I started painting Disney paintings, starting with my Golfing Mickey, and then Donald. Next came my Cheshire Cat, who has been a lengthy piece of work, and now recently my Jack Skellington. I have a few other pieces I have yet to share, including a fishing Goofy that will debut soon on my blog.
My Cheshire Cat I started months and months ago, and when I first shared him on here he had been sitting for quite a while. He was one of my first pieces, and my first attempt at such detailed color. Being my favorite, I wanted him to be perfect. I struggled to see the results I wanted, and eventually gave up.
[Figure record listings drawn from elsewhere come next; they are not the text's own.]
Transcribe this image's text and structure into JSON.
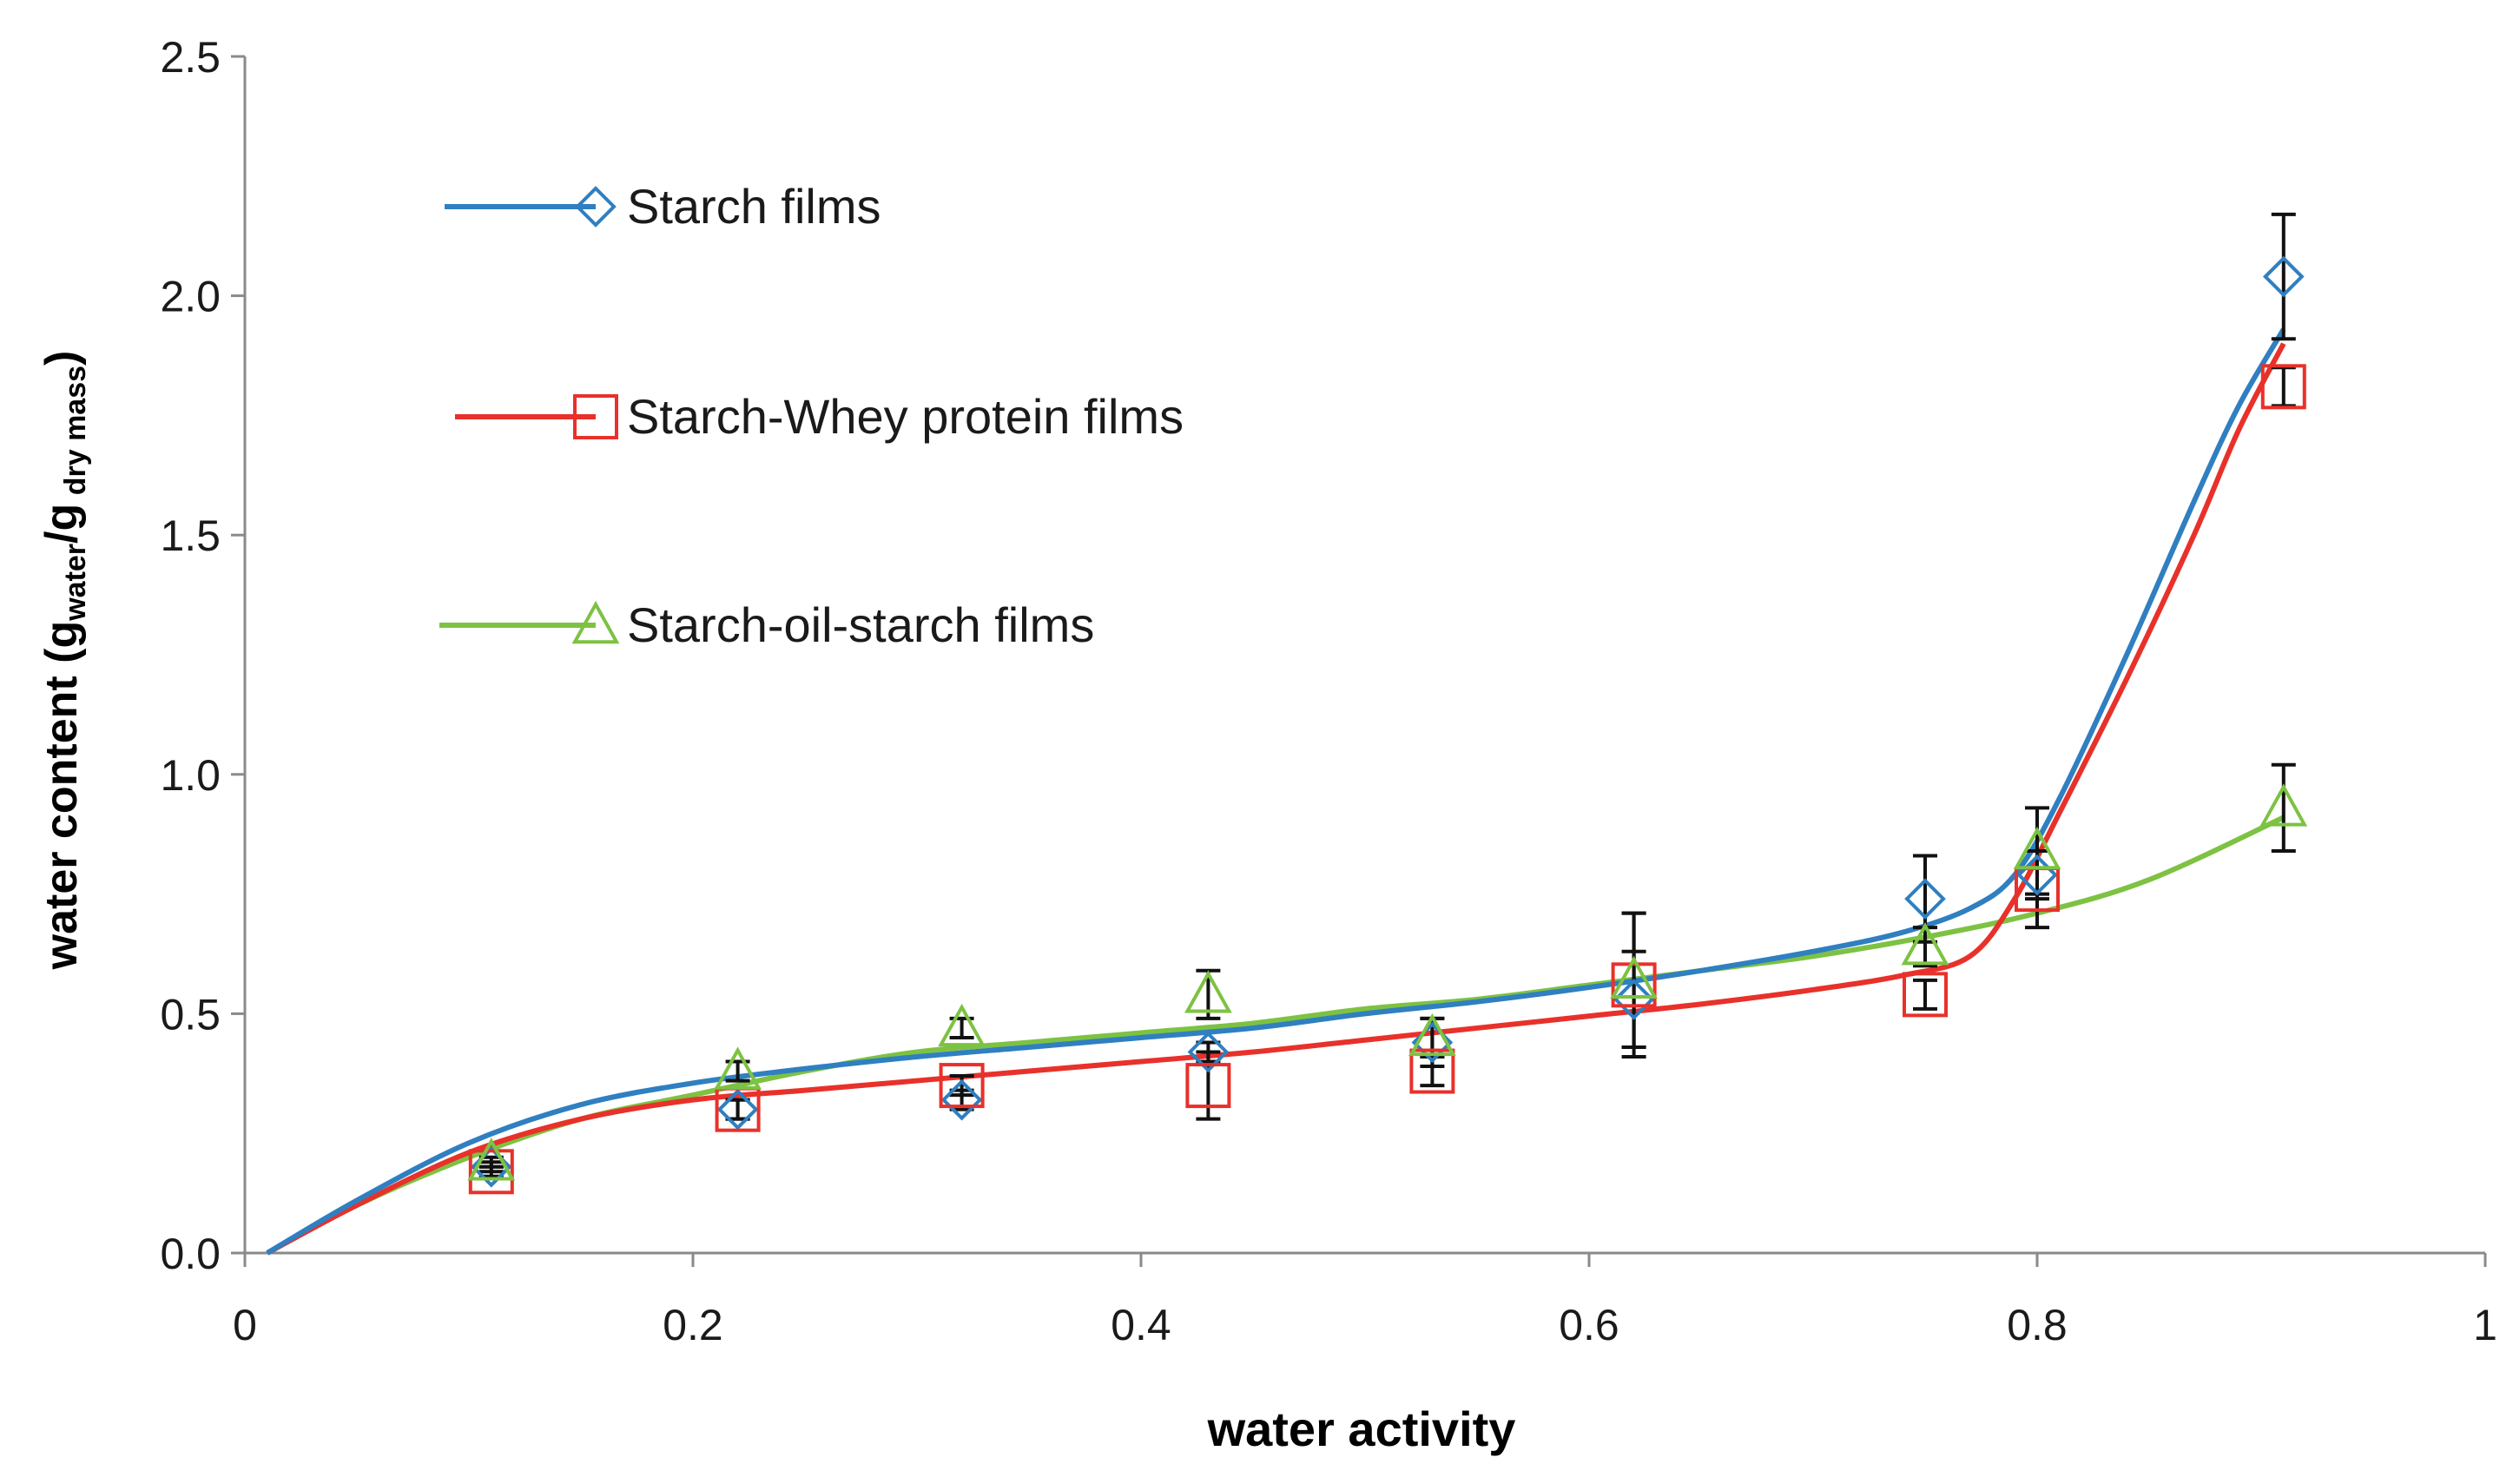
{
  "chart_data": {
    "type": "scatter",
    "title": "",
    "xlabel": "water activity",
    "ylabel": {
      "main": "water content (g",
      "sub1": "water",
      "mid": "/g",
      "sub2": " dry mass",
      "end": ")"
    },
    "xlim": [
      0,
      1
    ],
    "ylim": [
      0,
      2.5
    ],
    "xticks": [
      0,
      0.2,
      0.4,
      0.6,
      0.8,
      1
    ],
    "xtick_labels": [
      "0",
      "0.2",
      "0.4",
      "0.6",
      "0.8",
      "1"
    ],
    "yticks": [
      0,
      0.5,
      1.0,
      1.5,
      2.0,
      2.5
    ],
    "ytick_labels": [
      "0.0",
      "0.5",
      "1.0",
      "1.5",
      "2.0",
      "2.5"
    ],
    "grid": false,
    "legend_position": "top-left",
    "series": [
      {
        "name": "Starch films",
        "color": "#2f7fc1",
        "marker": "diamond",
        "x": [
          0.11,
          0.22,
          0.32,
          0.43,
          0.53,
          0.62,
          0.75,
          0.8,
          0.91
        ],
        "y": [
          0.18,
          0.3,
          0.32,
          0.42,
          0.44,
          0.53,
          0.74,
          0.79,
          2.04
        ],
        "err": [
          0.01,
          0.02,
          0.02,
          0.02,
          0.05,
          0.1,
          0.09,
          0.05,
          0.13
        ],
        "fit_x": [
          0.01,
          0.05,
          0.1,
          0.15,
          0.2,
          0.25,
          0.3,
          0.35,
          0.4,
          0.45,
          0.5,
          0.55,
          0.6,
          0.65,
          0.7,
          0.74,
          0.77,
          0.79,
          0.81,
          0.84,
          0.87,
          0.89,
          0.91
        ],
        "fit_y": [
          0.0,
          0.11,
          0.23,
          0.31,
          0.355,
          0.385,
          0.41,
          0.43,
          0.45,
          0.47,
          0.5,
          0.525,
          0.555,
          0.59,
          0.63,
          0.67,
          0.72,
          0.79,
          0.95,
          1.25,
          1.57,
          1.77,
          1.93
        ]
      },
      {
        "name": "Starch-Whey protein films",
        "color": "#e8312a",
        "marker": "square",
        "x": [
          0.11,
          0.22,
          0.32,
          0.43,
          0.53,
          0.62,
          0.75,
          0.8,
          0.91
        ],
        "y": [
          0.17,
          0.3,
          0.35,
          0.35,
          0.38,
          0.56,
          0.54,
          0.76,
          1.81
        ],
        "err": [
          0.01,
          0.02,
          0.02,
          0.07,
          0.03,
          0.15,
          0.03,
          0.08,
          0.04
        ],
        "fit_x": [
          0.01,
          0.05,
          0.1,
          0.15,
          0.2,
          0.25,
          0.3,
          0.35,
          0.4,
          0.45,
          0.5,
          0.55,
          0.6,
          0.65,
          0.7,
          0.74,
          0.77,
          0.79,
          0.81,
          0.84,
          0.87,
          0.89,
          0.91
        ],
        "fit_y": [
          0.0,
          0.1,
          0.21,
          0.28,
          0.32,
          0.34,
          0.36,
          0.38,
          0.4,
          0.42,
          0.445,
          0.47,
          0.495,
          0.52,
          0.55,
          0.58,
          0.62,
          0.74,
          0.92,
          1.2,
          1.5,
          1.72,
          1.9
        ]
      },
      {
        "name": "Starch-oil-starch films",
        "color": "#7dc242",
        "marker": "triangle",
        "x": [
          0.11,
          0.22,
          0.32,
          0.43,
          0.53,
          0.62,
          0.75,
          0.8,
          0.91
        ],
        "y": [
          0.19,
          0.38,
          0.47,
          0.54,
          0.45,
          0.57,
          0.64,
          0.84,
          0.93
        ],
        "err": [
          0.01,
          0.02,
          0.02,
          0.05,
          0.04,
          0.14,
          0.04,
          0.09,
          0.09
        ],
        "fit_x": [
          0.01,
          0.05,
          0.1,
          0.15,
          0.2,
          0.25,
          0.3,
          0.35,
          0.4,
          0.45,
          0.5,
          0.55,
          0.6,
          0.65,
          0.7,
          0.75,
          0.8,
          0.85,
          0.91
        ],
        "fit_y": [
          0.0,
          0.1,
          0.2,
          0.28,
          0.33,
          0.38,
          0.42,
          0.44,
          0.46,
          0.48,
          0.51,
          0.53,
          0.56,
          0.59,
          0.62,
          0.66,
          0.71,
          0.78,
          0.91
        ]
      }
    ]
  }
}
I went through quite a few other pieces of work, not all Disney pieces, before I picked up my Cheshire Cat again. One of those pieces was a Fishing Goofy painting I did, inspired by my brother who loves fishing. I stopped halfway through, satisfied, but again struggling to see the perfection I wanted.
My husband and I took a trip to Disneyland, where I begged to go by the Wonderground Gallery. I knew this was where Disney artists had their work up for sale, and all I wanted was a chance to get up close to their work. If my work could compare, maybe I would find the strength to push forward. Sure enough, I realized after seeing those art pieces that I was being really hard on myself.
There were a lot of amazing artists in there, but when you got up close and personal with their pieces, you see that their art isn’t all perfect as you may think. It took taking a step back from their paintings to see that I was staring too closely at my own. I needed to take the time to step back and relax.
So I picked up that paint brush, and put my Cheshire Cat painting back on the easel. Not only did I start to see my painting differently, but I found that all that time spent between starting my Cheshire Cat and now, I had evolved as an artist, and my Cheshire Cat had evolved with it.
My Cheshire Cat is still a challenge for me. He gets a few hours at a time on the easel before he’s sent back to the wall (I think he is like this intentionally), but I’m not giving up on him. In the mean time I am loving watching my art evolve the way it is. Jack Skellington is an amazingly fun piece. I sometimes can’t believe it was my hands that painted him.
In the end, I have to give it all to God, for if it wasn’t for him, I wouldn’t have the talent I have. When I look at my Cheshire Cat, he is a reminder of the work God is doing within me. He is a reminder that I am still growing as an artist, and a person. I may not be where I dreamed I would be, but God is still growing me, and when I’m ready, I know God has great plans for me.